Discussions with colleagues are also helpful. We have a great team at State Street Global Advisors with deep expertise in many areas, from active systematic investing to indexing and machine learning. But besides quantitative research expertise, I find discussions with market practitioners—from in-house economists and CIOs to portfolio managers and strategists—very helpful as well.
Fabozzi: How do you communicate complex multi-asset strategies to clients or stakeholders?
Rudin: Clients usually reserve their interest in strategy investment outcomes and the broad economic logic behind them. Both are explained at a high level in conversations or due diligence meetings. Another frequent focus of attention is performance attribution—the linkage between investment outcomes and declared sources of risk and return. Another venue for client communication is our thought leadership activities, including articles in external peer-review journals, SSGA-sponsored white papers, and various forms of video communication.
Internal stakeholders are often more demanding because by being on our side of the information wall, they can be. Such stakeholders include portfolio managers, risk and model validation folks, and senior management. Some of those stakeholders contribute to the economic logic behind our strategies, so understanding inner workings of our models is a necessary requirement for the job. We have developed a suite of model visualization tools to satisfy this constituency. They are web-based, daily updated, visual descriptions of each model that allow portfolio managers and other internal stakeholders to understand model outcomes on a very detailed level.
Fabozzi: What illusions would you recommend getting rid of when entering systematic multi-asset strategy creation for the first time?
Rudin: There are many, but let me focus on the top four as I see them.
Illusion 1: finding ideas for a systematic, multi-asset strategy is easy given hundreds of academic and industry papers published on multi-asset topics each year. There are two wrinkles associated with this viewpoint. First, while some of the papers out there are indeed relevant and useful, many others are not helpful or are simply wrong. Second, creating an implementable, coherent multi-asset strategy out of a cacophony of disparate, unconnected “ideas” is a challenge in itself.
Illusion 2: the amount of data required to support multi-asset strategies is relatively small, so one doesn’t need to build an industrial-quality infrastructure for the effort. I see it the other way: given how easy it is to overfit the limited amount of data that we usually have, it is imperative to create and maintain a very disciplined research process. That requires a top-notch infrastructure. Plus, modern multi-asset strategies increasingly use computer-intensive machine learning techniques. That alone suggests having an equally robust and computationally powerful infrastructure to support the effort.
Illusion 3: Asset prices and macro fundamentals are enough to build a compelling multi-asset strategy. That may have been the case years ago, but now we increasingly see additional information sources as integral parts of our strategy. Alternative data on flows, jobs, inflation, and news are often part of the process. Stock and bond fundamentals on the securities level are often also part of it.
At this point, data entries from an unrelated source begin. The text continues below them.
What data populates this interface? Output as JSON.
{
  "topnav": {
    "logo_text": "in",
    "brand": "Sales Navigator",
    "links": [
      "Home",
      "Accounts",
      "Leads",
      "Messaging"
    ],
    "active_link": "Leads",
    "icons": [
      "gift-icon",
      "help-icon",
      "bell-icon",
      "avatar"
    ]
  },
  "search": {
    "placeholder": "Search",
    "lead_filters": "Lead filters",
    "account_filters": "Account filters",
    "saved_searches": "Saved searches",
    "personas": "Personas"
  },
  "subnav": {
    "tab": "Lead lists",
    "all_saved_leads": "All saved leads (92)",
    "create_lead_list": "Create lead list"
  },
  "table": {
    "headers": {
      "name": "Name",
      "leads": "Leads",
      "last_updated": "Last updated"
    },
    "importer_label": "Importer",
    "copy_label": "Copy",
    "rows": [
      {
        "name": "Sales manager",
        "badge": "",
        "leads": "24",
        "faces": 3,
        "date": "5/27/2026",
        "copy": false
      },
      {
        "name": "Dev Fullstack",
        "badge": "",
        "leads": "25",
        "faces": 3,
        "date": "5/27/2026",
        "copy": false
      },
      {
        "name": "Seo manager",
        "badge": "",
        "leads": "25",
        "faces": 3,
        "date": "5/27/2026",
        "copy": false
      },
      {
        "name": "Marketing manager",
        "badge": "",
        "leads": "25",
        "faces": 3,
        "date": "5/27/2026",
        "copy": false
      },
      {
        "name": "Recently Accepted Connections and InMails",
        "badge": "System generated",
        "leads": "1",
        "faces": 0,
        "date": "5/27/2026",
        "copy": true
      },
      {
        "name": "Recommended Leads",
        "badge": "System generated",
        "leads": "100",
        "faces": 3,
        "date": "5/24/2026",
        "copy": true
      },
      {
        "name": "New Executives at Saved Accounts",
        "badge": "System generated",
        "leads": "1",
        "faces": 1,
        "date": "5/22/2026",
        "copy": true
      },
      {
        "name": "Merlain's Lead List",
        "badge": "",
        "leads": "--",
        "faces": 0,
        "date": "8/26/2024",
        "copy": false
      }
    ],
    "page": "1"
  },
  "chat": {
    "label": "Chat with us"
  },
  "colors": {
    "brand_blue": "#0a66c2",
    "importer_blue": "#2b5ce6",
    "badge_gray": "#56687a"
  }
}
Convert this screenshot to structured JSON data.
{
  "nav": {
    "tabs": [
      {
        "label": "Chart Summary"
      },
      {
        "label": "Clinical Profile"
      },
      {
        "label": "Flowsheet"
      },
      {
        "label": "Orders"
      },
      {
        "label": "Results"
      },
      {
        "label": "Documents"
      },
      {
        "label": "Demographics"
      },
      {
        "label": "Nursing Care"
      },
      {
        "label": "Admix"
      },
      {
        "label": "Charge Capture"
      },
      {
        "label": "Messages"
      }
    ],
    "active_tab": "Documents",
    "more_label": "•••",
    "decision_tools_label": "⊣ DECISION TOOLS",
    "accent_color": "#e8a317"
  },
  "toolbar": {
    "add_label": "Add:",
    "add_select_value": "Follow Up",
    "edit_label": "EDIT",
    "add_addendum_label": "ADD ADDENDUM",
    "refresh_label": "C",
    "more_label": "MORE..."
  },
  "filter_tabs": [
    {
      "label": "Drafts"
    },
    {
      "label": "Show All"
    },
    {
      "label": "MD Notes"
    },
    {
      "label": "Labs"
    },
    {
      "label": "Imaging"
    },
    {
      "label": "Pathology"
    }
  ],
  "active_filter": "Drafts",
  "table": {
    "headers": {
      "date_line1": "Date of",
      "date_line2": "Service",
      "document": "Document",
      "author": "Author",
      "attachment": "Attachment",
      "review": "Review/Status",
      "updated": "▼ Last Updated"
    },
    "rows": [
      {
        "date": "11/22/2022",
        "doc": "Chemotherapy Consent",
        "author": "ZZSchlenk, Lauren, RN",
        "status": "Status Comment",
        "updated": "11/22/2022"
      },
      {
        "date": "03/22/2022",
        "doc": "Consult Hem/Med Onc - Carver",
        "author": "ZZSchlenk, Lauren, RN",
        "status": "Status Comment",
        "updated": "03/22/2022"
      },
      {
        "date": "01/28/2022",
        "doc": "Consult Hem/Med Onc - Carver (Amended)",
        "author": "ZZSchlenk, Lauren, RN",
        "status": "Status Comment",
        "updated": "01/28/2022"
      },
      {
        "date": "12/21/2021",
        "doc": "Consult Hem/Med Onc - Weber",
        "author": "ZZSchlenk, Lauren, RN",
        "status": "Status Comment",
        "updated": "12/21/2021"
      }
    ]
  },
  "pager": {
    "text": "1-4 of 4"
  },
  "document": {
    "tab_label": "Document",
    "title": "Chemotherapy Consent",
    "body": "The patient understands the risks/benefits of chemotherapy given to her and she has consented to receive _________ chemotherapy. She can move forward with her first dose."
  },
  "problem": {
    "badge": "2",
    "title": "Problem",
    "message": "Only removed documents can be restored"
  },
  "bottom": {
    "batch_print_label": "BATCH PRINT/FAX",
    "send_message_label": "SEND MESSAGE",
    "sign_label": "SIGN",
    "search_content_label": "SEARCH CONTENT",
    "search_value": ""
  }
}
Illusion 4: Given the deep liquidity of instruments associated with multi-asset strategies, there are very few limitations on signals themselves. This may be true for small systematic macro hedge funds, but the reality of large asset management organizations is much less forgiving. Multiple levels of review and approvals for trades take a significant amount of time, resulting in multi-day implementation delays. Multi-billion size of tactical portfolios demand careful, deliberate execution and controlled turnover. Investor-driven and regulatory constraints often limit the list of instruments and overall flexibility allowed for a strategy. We covered some of these considerations earlier today. A practical multi-asset strategy creator needs to skillfully navigate these complexities in order to remain relevant.